Our mission is clear: To provide outdoor activities to our nation’s veterans, and their families, with the goal of showing them there is hope, love, and a personal meaning in God’s grace. The PTSD and demons they face are very real. Unfortunately, far too many are succumbing to the battle with those. We provide our events free of charge to those we serve. We cover all expenses including travel, lodging, meals, tags, licenses, etc. Charlie 22 Outdoors was founded, as a result of our passion, to “Serve those who have already Served.” We are a 501(c)3 non-profit organization based out of Webb City, Missouri.
The battle against veteran suicide takes the full effort of a family. We would love for you to join us in this battle. Even if you decide not to, we ask that you still consider praying for us. That is the most important part of the battle.

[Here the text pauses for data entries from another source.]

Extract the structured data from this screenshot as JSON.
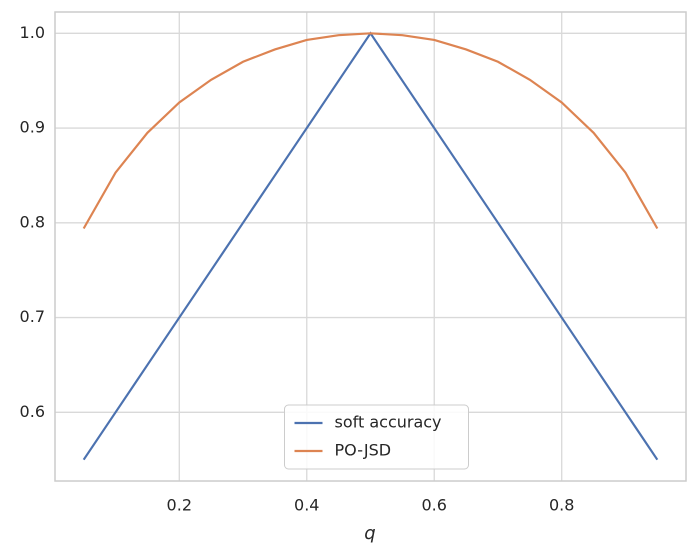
{
  "chart_data": {
    "type": "line",
    "xlabel": "q",
    "x": [
      0.05,
      0.1,
      0.15,
      0.2,
      0.25,
      0.3,
      0.35,
      0.4,
      0.45,
      0.5,
      0.55,
      0.6,
      0.65,
      0.7,
      0.75,
      0.8,
      0.85,
      0.9,
      0.95
    ],
    "series": [
      {
        "name": "soft accuracy",
        "color": "#4c72b0",
        "values": [
          0.55,
          0.6,
          0.65,
          0.7,
          0.75,
          0.8,
          0.85,
          0.9,
          0.95,
          1.0,
          0.95,
          0.9,
          0.85,
          0.8,
          0.75,
          0.7,
          0.65,
          0.6,
          0.55
        ]
      },
      {
        "name": "PO-JSD",
        "color": "#dd8452",
        "values": [
          0.794,
          0.853,
          0.895,
          0.927,
          0.951,
          0.97,
          0.983,
          0.993,
          0.998,
          1.0,
          0.998,
          0.993,
          0.983,
          0.97,
          0.951,
          0.927,
          0.895,
          0.853,
          0.794
        ]
      }
    ],
    "xlim": [
      0.005,
      0.995
    ],
    "xticks": [
      0.2,
      0.4,
      0.6,
      0.8
    ],
    "ylim": [
      0.5275,
      1.0225
    ],
    "yticks": [
      0.6,
      0.7,
      0.8,
      0.9,
      {
        "value": 1.0,
        "label": "1.0"
      }
    ],
    "grid": true,
    "legend": "lower center"
  }
}
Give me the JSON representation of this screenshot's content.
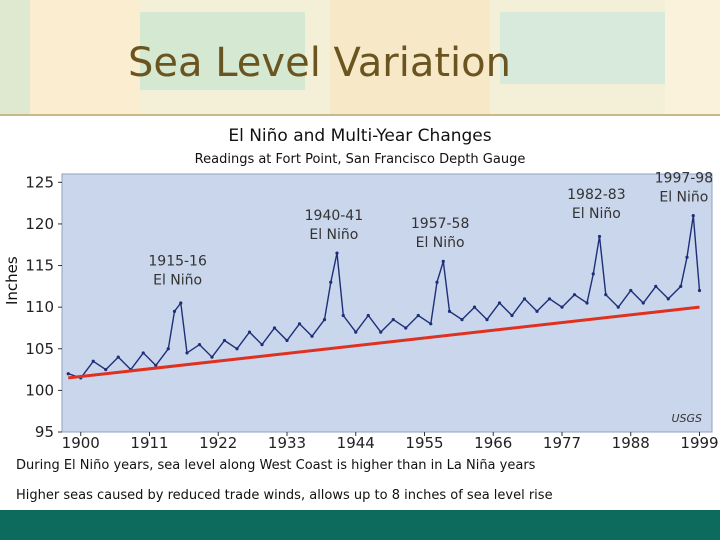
{
  "slide": {
    "title": "Sea Level Variation",
    "notes": [
      "During El Niño years, sea level along West Coast is higher than in La Niña years",
      "Higher seas caused by reduced trade winds, allows up to 8 inches of sea level rise"
    ]
  },
  "colors": {
    "plot_background": "#c9d6ec",
    "series_line": "#1e2f78",
    "trend_line": "#e03020",
    "footer_band": "#0c6b5c",
    "title_color": "#6a5520"
  },
  "chart_data": {
    "type": "line",
    "title": "El Niño and Multi-Year Changes",
    "subtitle": "Readings at Fort Point, San Francisco Depth Gauge",
    "xlabel": "",
    "ylabel": "Inches",
    "xlim": [
      1897,
      2001
    ],
    "ylim": [
      95,
      126
    ],
    "x_ticks": [
      1900,
      1911,
      1922,
      1933,
      1944,
      1955,
      1966,
      1977,
      1988,
      1999
    ],
    "y_ticks": [
      95,
      100,
      105,
      110,
      115,
      120,
      125
    ],
    "grid": false,
    "source_label": "USGS",
    "series": [
      {
        "values": [
          [
            1898,
            102.0
          ],
          [
            1900,
            101.5
          ],
          [
            1902,
            103.5
          ],
          [
            1904,
            102.5
          ],
          [
            1906,
            104.0
          ],
          [
            1908,
            102.5
          ],
          [
            1910,
            104.5
          ],
          [
            1912,
            103.0
          ],
          [
            1914,
            105.0
          ],
          [
            1915,
            109.5
          ],
          [
            1916,
            110.5
          ],
          [
            1917,
            104.5
          ],
          [
            1919,
            105.5
          ],
          [
            1921,
            104.0
          ],
          [
            1923,
            106.0
          ],
          [
            1925,
            105.0
          ],
          [
            1927,
            107.0
          ],
          [
            1929,
            105.5
          ],
          [
            1931,
            107.5
          ],
          [
            1933,
            106.0
          ],
          [
            1935,
            108.0
          ],
          [
            1937,
            106.5
          ],
          [
            1939,
            108.5
          ],
          [
            1940,
            113.0
          ],
          [
            1941,
            116.5
          ],
          [
            1942,
            109.0
          ],
          [
            1944,
            107.0
          ],
          [
            1946,
            109.0
          ],
          [
            1948,
            107.0
          ],
          [
            1950,
            108.5
          ],
          [
            1952,
            107.5
          ],
          [
            1954,
            109.0
          ],
          [
            1956,
            108.0
          ],
          [
            1957,
            113.0
          ],
          [
            1958,
            115.5
          ],
          [
            1959,
            109.5
          ],
          [
            1961,
            108.5
          ],
          [
            1963,
            110.0
          ],
          [
            1965,
            108.5
          ],
          [
            1967,
            110.5
          ],
          [
            1969,
            109.0
          ],
          [
            1971,
            111.0
          ],
          [
            1973,
            109.5
          ],
          [
            1975,
            111.0
          ],
          [
            1977,
            110.0
          ],
          [
            1979,
            111.5
          ],
          [
            1981,
            110.5
          ],
          [
            1982,
            114.0
          ],
          [
            1983,
            118.5
          ],
          [
            1984,
            111.5
          ],
          [
            1986,
            110.0
          ],
          [
            1988,
            112.0
          ],
          [
            1990,
            110.5
          ],
          [
            1992,
            112.5
          ],
          [
            1994,
            111.0
          ],
          [
            1996,
            112.5
          ],
          [
            1997,
            116.0
          ],
          [
            1998,
            121.0
          ],
          [
            1999,
            112.0
          ]
        ]
      },
      {
        "values": [
          [
            1898,
            101.5
          ],
          [
            1999,
            110.0
          ]
        ]
      }
    ],
    "annotations": [
      {
        "label": [
          "1915-16",
          "El Niño"
        ],
        "x": 1915.5,
        "y": 115.0
      },
      {
        "label": [
          "1940-41",
          "El Niño"
        ],
        "x": 1940.5,
        "y": 120.5
      },
      {
        "label": [
          "1957-58",
          "El Niño"
        ],
        "x": 1957.5,
        "y": 119.5
      },
      {
        "label": [
          "1982-83",
          "El Niño"
        ],
        "x": 1982.5,
        "y": 123.0
      },
      {
        "label": [
          "1997-98",
          "El Niño"
        ],
        "x": 1996.5,
        "y": 125.0
      }
    ]
  }
}
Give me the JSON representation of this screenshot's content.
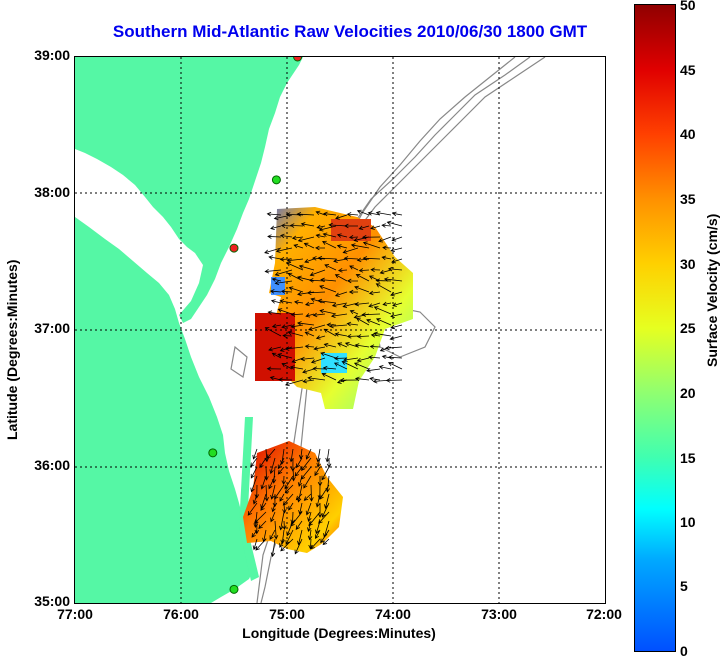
{
  "title": "Southern Mid-Atlantic Raw Velocities 2010/06/30 1800 GMT",
  "axes": {
    "xlabel": "Longitude (Degrees:Minutes)",
    "ylabel": "Latitude (Degrees:Minutes)",
    "xticks": [
      "77:00",
      "76:00",
      "75:00",
      "74:00",
      "73:00",
      "72:00"
    ],
    "yticks": [
      "39:00",
      "38:00",
      "37:00",
      "36:00",
      "35:00"
    ],
    "grid": "dotted"
  },
  "colorbar": {
    "label": "Surface Velocity (cm/s)",
    "ticks": [
      "50",
      "45",
      "40",
      "35",
      "30",
      "25",
      "20",
      "15",
      "10",
      "5",
      "0"
    ],
    "range": [
      0,
      50
    ]
  },
  "colors": {
    "land": "#55f7a5",
    "title": "#0000ee",
    "station_active": "#22dd22",
    "station_inactive": "#ee2222"
  },
  "stations": [
    {
      "lon": -74.9,
      "lat": 39.0,
      "status": "inactive"
    },
    {
      "lon": -75.1,
      "lat": 38.1,
      "status": "active"
    },
    {
      "lon": -75.5,
      "lat": 37.6,
      "status": "inactive"
    },
    {
      "lon": -75.7,
      "lat": 36.1,
      "status": "active"
    },
    {
      "lon": -75.5,
      "lat": 35.1,
      "status": "active"
    }
  ]
}
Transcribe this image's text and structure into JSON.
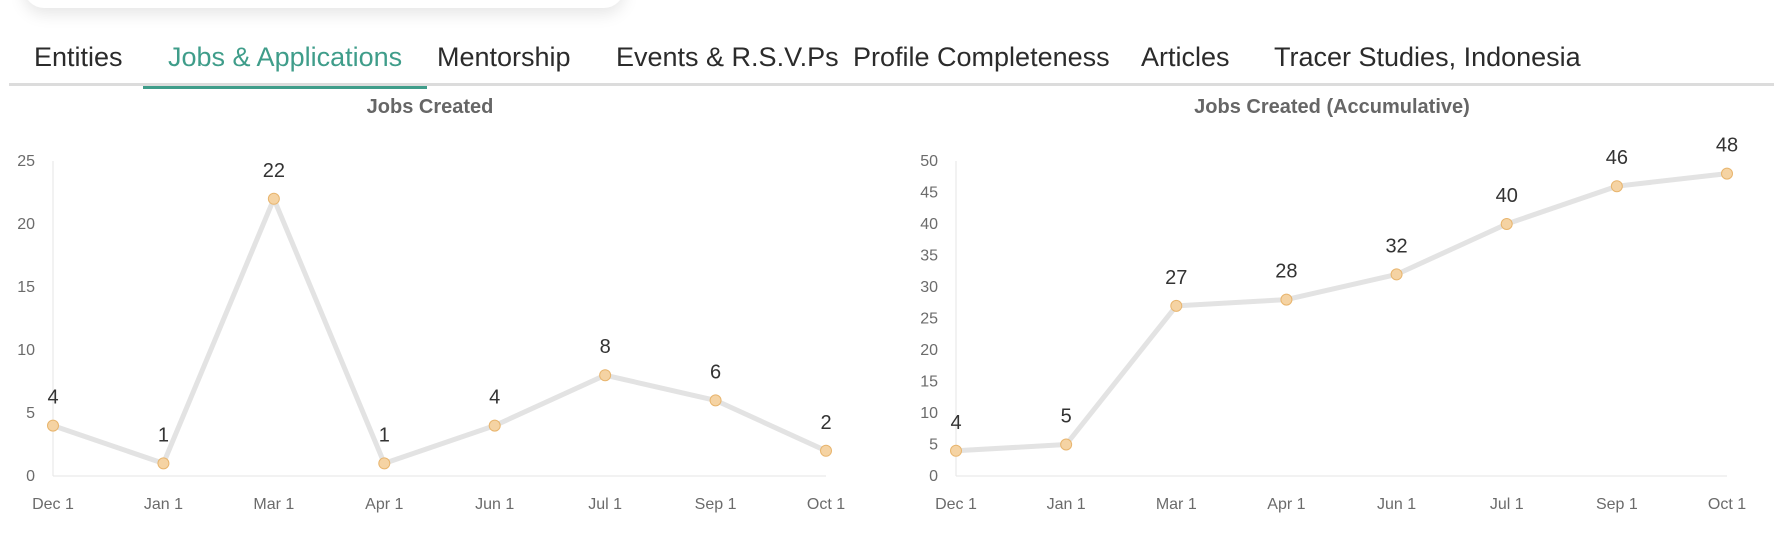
{
  "tabs": [
    {
      "label": "Entities",
      "active": false
    },
    {
      "label": "Jobs & Applications",
      "active": true
    },
    {
      "label": "Mentorship",
      "active": false
    },
    {
      "label": "Events & R.S.V.Ps",
      "active": false
    },
    {
      "label": "Profile Completeness",
      "active": false
    },
    {
      "label": "Articles",
      "active": false
    },
    {
      "label": "Tracer Studies, Indonesia",
      "active": false
    }
  ],
  "colors": {
    "accent": "#3f9d8a",
    "line": "#e3e3e3",
    "point": "#f5d3a3",
    "point_stroke": "#e8b56e"
  },
  "chart_data": [
    {
      "type": "line",
      "title": "Jobs Created",
      "categories": [
        "Dec 1",
        "Jan 1",
        "Mar 1",
        "Apr 1",
        "Jun 1",
        "Jul 1",
        "Sep 1",
        "Oct 1"
      ],
      "values": [
        4,
        1,
        22,
        1,
        4,
        8,
        6,
        2
      ],
      "yticks": [
        0,
        5,
        10,
        15,
        20,
        25
      ],
      "ylim": [
        0,
        25
      ],
      "xlabel": "",
      "ylabel": "",
      "grid": false,
      "data_labels": true
    },
    {
      "type": "line",
      "title": "Jobs Created (Accumulative)",
      "categories": [
        "Dec 1",
        "Jan 1",
        "Mar 1",
        "Apr 1",
        "Jun 1",
        "Jul 1",
        "Sep 1",
        "Oct 1"
      ],
      "values": [
        4,
        5,
        27,
        28,
        32,
        40,
        46,
        48
      ],
      "yticks": [
        0,
        5,
        10,
        15,
        20,
        25,
        30,
        35,
        40,
        45,
        50
      ],
      "ylim": [
        0,
        50
      ],
      "xlabel": "",
      "ylabel": "",
      "grid": false,
      "data_labels": true
    }
  ]
}
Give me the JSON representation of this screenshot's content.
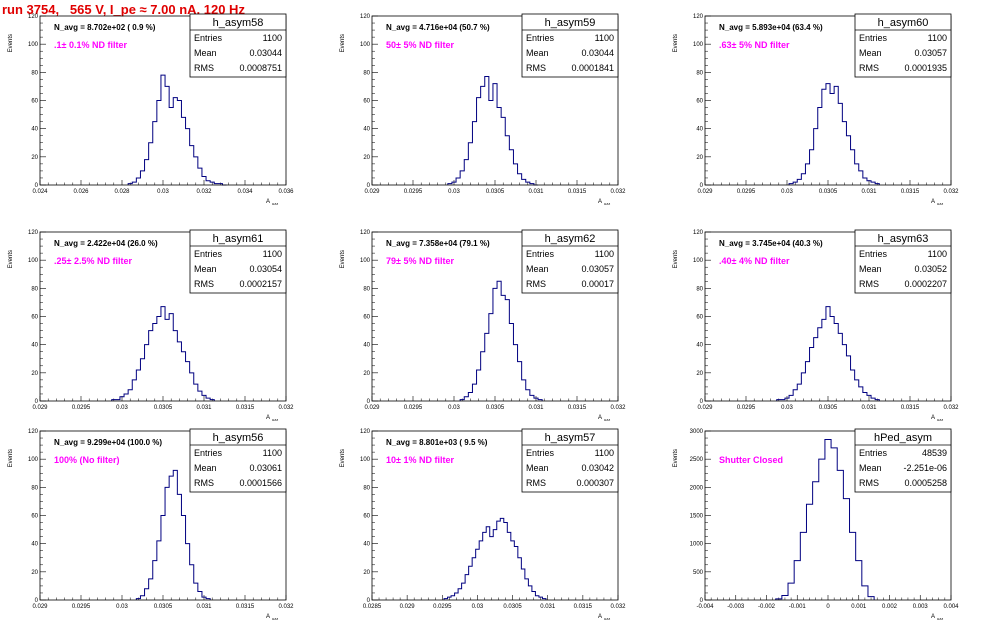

The name Charlie 22 Outdoors comes from a couple of places. First, and most importantly, we are combating the 22 suicides a day. Secondly, it comes from one of our founder’s background. Scotty Rae Hettinger was raised in a military family. His father, Sergeant First Class (SFC) Jess Webster Hettinger III, was a soldier. He enlisted in 1970, and went through basic training at Ft Knox, Kentucky. His AIT was Ft Leonard Wood, Missouri, where he became a Combat Engineer. From there, he was stationed at Dexheim, Germany, from 1971 to 1972. After returning stateside, SFC Hettinger joined the Michigan National guard until 1975. It was then that he re-enlisted, and was stationed at Ft Hood, Texas. In 1976, he was sent to Darmstadt, Germany, and returned to Ft Leonard Wood in 1979. Here he was a drill instructor at Charlie Company – 2nd Battalion – 2nd Brigade (Charlie 22). In 1983, he was sent to Ft Carson, Colorado. SFC Hettinger developed leukemia, and was retired on the Temporary Retirement List until his health could be resolved. Unfortunately, his health deteriorated, and he passed away in 1986. During his time in service, he was a demolition expert, and attended the engineering academy three times at Ft Belvoir, Virginia. SFC Hettinger was fully retired as an E7. He was awarded the National Defense Service Medal, the Drill Sergeants ID Badge, the Army Service Ribbon, the Overseas Service Ribbon, NCO Professional Development 3 Times, the Army Commendation Medal, and the Meritorious Service Medal.